Il le fallait. Il était condamné mais respirait encore, petite vie qui persistait à exister en aspirant la mienne.
Au cœur d'une nuit, j'ai creusé loin et profond, puis j'ai enfoncé de la terre dans sa gorge, par poignées, de la terre fraîche et molle qui sentait la pluie. J'ai entendu les râles et les gargouillis étouffés à cause de l'air qui tentait encore de trouver un chemin, tandis que le goût de la terre humide envahissait ma bouche. Il s'est débattu, alors je l'ai frappé, avec une pelle, encore et encore, j'ai fracassé chacun de ses os à grands coups, l'un après l'autre, j'ai entendu leurs craquements et senti les éclaboussures tièdes de son sang sur mon visage, et chaque coup que j'assènais me meurtrissait un peu plus, et chaque plaie que j'ouvrais dans sa chair me déchirait davantage. Je ne savais plus si cette torture que je m'infligeais expurgeait ma souffrance ou si elle en était la cause. J'ai frappé, frappé avec violence à n'en plus sentir mes bras, et quand il a enfin cesser de bouger, je suis restée là, exsangue et exténuée, déterminée à assister à son agonie.

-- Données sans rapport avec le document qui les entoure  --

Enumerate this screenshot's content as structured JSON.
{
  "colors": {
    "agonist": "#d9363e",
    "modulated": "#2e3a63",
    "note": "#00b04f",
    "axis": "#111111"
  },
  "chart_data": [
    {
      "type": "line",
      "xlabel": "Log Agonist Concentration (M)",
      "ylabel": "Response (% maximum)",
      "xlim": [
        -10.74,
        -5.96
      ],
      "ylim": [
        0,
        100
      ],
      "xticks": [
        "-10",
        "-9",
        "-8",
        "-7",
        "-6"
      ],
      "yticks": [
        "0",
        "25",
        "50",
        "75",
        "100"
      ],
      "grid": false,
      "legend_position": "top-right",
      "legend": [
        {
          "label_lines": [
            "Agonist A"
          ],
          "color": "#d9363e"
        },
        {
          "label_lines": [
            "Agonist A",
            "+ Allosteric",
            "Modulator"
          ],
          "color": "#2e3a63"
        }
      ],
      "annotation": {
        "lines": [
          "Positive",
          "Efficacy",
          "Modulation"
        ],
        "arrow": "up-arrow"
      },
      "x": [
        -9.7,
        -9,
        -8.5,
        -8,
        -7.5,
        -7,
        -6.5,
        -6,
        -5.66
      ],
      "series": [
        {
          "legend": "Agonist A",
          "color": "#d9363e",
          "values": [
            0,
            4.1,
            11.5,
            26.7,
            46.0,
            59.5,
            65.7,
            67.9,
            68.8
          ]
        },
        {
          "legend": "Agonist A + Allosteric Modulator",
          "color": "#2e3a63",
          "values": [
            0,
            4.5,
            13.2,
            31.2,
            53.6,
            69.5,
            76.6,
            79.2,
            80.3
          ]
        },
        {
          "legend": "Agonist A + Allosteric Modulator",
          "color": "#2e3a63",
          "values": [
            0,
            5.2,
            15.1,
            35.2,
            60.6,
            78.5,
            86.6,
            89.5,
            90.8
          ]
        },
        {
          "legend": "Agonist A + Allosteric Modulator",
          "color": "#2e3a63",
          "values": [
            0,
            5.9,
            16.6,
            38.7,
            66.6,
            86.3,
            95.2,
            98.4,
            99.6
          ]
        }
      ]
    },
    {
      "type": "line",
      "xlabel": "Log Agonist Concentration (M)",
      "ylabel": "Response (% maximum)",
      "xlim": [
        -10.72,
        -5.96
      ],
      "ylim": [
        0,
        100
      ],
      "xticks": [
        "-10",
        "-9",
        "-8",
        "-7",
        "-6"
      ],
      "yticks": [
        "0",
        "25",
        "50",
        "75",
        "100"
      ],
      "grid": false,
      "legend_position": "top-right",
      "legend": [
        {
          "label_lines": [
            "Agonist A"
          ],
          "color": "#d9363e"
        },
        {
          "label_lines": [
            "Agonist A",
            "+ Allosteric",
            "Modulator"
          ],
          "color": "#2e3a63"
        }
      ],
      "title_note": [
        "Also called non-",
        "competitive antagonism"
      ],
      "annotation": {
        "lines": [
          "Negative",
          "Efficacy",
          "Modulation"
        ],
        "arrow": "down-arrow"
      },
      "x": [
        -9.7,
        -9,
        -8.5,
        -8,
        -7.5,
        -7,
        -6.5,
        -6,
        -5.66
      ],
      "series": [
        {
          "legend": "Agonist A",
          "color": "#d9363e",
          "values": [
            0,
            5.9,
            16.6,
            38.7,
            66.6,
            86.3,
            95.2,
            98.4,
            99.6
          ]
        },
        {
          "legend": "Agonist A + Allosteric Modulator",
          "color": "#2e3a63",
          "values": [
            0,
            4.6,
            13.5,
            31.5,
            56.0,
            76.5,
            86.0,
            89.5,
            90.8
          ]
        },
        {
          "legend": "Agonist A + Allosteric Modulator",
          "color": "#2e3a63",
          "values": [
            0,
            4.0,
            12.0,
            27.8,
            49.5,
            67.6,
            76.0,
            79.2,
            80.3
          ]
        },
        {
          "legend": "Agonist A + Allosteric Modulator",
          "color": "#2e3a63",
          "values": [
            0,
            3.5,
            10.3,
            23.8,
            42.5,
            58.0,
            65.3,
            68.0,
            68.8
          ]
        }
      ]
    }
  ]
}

Je voulais être sûre qu'il ne bougerait plus, qu'il ne tenterait plus jamais de revenir. J'avais pour m'en assurer ma pelle et des poignées de terre fraîche et molle qui sentait désormais le sang tiède.

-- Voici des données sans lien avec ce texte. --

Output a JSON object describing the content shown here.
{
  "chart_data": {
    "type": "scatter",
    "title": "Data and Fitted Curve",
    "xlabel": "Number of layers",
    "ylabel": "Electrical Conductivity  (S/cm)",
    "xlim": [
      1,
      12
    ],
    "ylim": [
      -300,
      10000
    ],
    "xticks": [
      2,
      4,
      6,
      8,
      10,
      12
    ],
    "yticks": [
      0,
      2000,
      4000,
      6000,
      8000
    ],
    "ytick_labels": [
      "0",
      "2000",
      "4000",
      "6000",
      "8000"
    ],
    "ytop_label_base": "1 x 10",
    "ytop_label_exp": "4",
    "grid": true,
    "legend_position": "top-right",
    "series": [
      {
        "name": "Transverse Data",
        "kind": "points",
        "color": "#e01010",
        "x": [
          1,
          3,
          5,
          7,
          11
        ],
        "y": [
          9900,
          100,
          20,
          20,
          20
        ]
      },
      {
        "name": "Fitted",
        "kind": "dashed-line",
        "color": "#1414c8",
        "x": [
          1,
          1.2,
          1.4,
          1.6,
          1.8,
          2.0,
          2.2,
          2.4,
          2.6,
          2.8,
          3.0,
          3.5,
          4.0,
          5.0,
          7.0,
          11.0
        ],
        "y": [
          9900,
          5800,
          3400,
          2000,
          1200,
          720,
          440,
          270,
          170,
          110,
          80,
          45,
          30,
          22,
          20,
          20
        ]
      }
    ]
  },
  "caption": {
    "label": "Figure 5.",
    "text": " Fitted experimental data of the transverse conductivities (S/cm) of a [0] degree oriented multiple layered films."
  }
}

J'ai attendu patiemment, pendant que mes larmes délayaient le sang séché, que son cadavre devienne livide, puis rigide. J'ai assisté à la lente dégradation, vu les tissus se tendre puis ramollir en se liquéfiant, les organes mourants se changer peu à peu en fluides visqueux, se répandre dans la terre et la nourrir en la souillant. Je l'ai vu se dégonfler comme un ballon, et j'ai vu à quoi il ressemblait maintenant que la vie l'avait quitté : un tas de matière organique blafard et mou que la putréfaction rendait à nouveau utile. Sur le terreau rendu fertile par nos amours décomposées, fleuriraient peut-être bientôt de plus jolis bonheurs.